Using both orange and avocado peels, the teenager created a super absorbent polymer (SAP) that acts as a reservoir in the earth. The material is said to hold three hundred times more than its weight in liquid, relative to their own mass, “keeping crops hydrated for longer at a much lower cost.”

“I sought to create a product that can improve soil quality, preserve water and resist drought, therefore producing a better environment for crops to grow,” a part of her research report read. She went on to explain that SAPs must be harmless and non-polluting with super water-absorbing and preserving capabilities.

As stated in her research report titled ‘Combatting drought with a Low-Cost, biodegradable Superabsorbent Polymer made out of orange peels,’ Nirghin discovered, that naturally occurring polymers exist in most citrus fruits.

“Orange peels contain over 64 percent of polysaccharide making it a candidate for biodegradable polymer. However, the polymer has to be cross-linked usually requiring chemicals such as Sulphur and Hydrochloric acid. I have explored an organic cross-linking method using UV light and heat.

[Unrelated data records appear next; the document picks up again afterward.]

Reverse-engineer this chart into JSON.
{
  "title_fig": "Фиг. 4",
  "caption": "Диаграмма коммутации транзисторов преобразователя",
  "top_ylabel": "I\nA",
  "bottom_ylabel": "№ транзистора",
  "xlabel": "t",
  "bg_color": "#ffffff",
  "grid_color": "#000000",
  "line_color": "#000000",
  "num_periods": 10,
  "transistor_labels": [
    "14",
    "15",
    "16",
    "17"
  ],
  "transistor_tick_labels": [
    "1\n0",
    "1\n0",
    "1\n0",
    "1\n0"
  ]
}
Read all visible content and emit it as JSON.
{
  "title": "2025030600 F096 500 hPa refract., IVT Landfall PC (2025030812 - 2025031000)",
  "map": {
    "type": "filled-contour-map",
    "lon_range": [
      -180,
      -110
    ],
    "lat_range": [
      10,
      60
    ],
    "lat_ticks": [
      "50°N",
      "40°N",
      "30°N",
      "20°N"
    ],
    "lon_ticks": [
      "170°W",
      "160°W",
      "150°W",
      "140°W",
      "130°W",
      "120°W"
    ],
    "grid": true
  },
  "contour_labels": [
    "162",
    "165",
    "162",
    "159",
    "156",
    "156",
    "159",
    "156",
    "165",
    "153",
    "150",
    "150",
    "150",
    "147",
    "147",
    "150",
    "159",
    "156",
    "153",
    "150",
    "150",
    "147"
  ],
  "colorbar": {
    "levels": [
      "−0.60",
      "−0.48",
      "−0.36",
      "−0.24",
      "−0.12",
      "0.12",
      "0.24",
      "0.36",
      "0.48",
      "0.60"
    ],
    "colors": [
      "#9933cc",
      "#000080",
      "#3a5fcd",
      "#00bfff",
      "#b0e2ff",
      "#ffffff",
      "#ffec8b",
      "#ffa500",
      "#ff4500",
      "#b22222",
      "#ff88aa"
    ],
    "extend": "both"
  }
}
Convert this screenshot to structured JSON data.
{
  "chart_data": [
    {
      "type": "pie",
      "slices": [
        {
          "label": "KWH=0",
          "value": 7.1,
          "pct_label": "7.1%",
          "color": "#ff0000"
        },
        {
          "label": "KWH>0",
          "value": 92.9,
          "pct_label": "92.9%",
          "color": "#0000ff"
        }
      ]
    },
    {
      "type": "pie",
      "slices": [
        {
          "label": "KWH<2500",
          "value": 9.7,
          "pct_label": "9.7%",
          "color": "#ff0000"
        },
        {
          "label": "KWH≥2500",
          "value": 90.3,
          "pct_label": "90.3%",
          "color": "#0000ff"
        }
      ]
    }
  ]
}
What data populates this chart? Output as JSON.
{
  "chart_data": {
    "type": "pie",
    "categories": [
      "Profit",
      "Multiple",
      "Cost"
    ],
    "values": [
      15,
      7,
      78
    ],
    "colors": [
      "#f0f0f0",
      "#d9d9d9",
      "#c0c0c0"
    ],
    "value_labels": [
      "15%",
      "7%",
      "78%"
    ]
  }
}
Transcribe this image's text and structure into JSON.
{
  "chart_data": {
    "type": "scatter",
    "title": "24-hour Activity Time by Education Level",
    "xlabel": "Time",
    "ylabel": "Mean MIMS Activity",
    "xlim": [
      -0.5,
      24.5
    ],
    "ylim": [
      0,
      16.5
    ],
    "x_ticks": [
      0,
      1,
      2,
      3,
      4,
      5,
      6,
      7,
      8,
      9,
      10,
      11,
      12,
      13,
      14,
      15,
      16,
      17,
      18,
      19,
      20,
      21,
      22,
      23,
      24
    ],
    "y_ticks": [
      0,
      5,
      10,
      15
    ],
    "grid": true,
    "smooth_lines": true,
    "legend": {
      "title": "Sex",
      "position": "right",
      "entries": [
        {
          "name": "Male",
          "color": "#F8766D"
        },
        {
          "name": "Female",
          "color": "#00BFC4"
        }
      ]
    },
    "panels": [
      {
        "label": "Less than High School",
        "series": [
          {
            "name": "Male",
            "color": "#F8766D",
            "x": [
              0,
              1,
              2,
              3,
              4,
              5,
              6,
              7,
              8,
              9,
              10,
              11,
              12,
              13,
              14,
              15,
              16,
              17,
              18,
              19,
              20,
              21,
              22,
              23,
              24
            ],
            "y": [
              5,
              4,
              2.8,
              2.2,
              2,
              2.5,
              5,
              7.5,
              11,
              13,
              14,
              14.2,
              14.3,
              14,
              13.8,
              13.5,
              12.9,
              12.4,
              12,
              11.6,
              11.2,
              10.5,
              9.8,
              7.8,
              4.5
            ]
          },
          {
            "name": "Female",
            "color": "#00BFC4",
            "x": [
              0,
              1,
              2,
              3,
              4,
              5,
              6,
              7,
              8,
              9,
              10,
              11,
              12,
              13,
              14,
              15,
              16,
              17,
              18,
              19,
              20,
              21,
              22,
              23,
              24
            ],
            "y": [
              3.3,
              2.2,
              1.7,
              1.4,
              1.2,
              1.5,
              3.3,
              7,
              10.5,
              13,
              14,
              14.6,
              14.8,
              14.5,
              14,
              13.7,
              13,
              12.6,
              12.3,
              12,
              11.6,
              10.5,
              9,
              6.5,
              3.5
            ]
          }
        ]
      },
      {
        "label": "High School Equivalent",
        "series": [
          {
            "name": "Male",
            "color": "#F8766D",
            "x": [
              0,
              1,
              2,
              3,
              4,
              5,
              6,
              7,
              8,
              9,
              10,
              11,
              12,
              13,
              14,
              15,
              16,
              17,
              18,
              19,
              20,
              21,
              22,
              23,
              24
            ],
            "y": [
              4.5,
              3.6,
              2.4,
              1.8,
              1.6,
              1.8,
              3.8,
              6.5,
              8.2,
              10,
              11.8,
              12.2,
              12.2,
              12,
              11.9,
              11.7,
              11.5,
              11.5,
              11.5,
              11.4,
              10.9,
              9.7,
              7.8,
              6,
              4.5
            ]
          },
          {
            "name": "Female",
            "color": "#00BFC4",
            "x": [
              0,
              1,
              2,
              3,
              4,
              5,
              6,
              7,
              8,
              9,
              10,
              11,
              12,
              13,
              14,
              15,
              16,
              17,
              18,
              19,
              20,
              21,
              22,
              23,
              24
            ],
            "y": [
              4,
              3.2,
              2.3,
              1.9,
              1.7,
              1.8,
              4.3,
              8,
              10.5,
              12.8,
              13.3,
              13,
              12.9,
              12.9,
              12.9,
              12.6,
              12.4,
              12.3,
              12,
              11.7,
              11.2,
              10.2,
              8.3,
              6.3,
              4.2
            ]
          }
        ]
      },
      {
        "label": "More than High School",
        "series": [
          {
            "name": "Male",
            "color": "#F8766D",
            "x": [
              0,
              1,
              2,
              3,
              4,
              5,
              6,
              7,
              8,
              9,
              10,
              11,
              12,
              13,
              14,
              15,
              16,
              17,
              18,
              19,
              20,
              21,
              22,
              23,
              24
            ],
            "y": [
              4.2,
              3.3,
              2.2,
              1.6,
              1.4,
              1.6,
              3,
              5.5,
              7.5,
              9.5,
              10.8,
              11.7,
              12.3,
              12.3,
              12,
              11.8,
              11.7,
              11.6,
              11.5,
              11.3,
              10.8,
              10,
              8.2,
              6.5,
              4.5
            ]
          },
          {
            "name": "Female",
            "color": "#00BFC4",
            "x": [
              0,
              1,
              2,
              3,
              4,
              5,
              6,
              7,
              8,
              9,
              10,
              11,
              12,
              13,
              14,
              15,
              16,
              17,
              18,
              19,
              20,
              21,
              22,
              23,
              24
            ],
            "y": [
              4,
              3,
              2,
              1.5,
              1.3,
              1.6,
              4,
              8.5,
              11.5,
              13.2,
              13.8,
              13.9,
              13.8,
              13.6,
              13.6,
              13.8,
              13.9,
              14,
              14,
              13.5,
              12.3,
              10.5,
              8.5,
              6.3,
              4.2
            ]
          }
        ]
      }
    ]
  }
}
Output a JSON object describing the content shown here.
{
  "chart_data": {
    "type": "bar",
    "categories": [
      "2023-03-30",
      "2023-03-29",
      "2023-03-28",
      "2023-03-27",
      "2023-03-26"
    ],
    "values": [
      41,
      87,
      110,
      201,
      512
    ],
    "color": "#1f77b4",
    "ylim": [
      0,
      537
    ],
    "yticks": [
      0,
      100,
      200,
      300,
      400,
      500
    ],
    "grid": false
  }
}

Emulsion polymerization was then conducted by using natural oil found in avocado peels and adding it to boiled orange peels. The product is then left in the sun, utilizing photo polymerization.”

Nirghin’s invention doesn’t just tackle the effects of drought, it also serves a means of converting waste into something useful. The teenager, who is obviously delighted by the result of her home-based experiment, says she would like to experiment further, make large amounts of orange peel SAPs, and apply it to crops such as maize and wheat in poor communities in South Africa. “With the use of the orange peel SAP, in agricultural drought disaster areas food security could increase by 73 percent.”

South Africa is currently going through its worst drought in 35 years, with over 2.7 million households facing water shortages across the country. There are increased job cuts in the agricultural sector as farmers sell off their land, due to a lack of access to funds. According to reports by The Inquisitr, about 15,000 of the 35,000 commercial farmers are struggling because of the latest drought.

Nirghin’s invention is sure to alleviate the effects of drought, not just in South Africa, but in several other countries around the world. It will also help countries manage the effects of climate change for years to come.

In her submission, Kiara Nirghin described herself as an individual who absolutely loves chemistry and physics. “I have always had a great love for chemistry since I was young. I vividly remember at the age of 7 experimenting with vinegar and baking soda solutions in plastic cups. My natural curiosity and questioning nature has sparked my everlasting love of science.”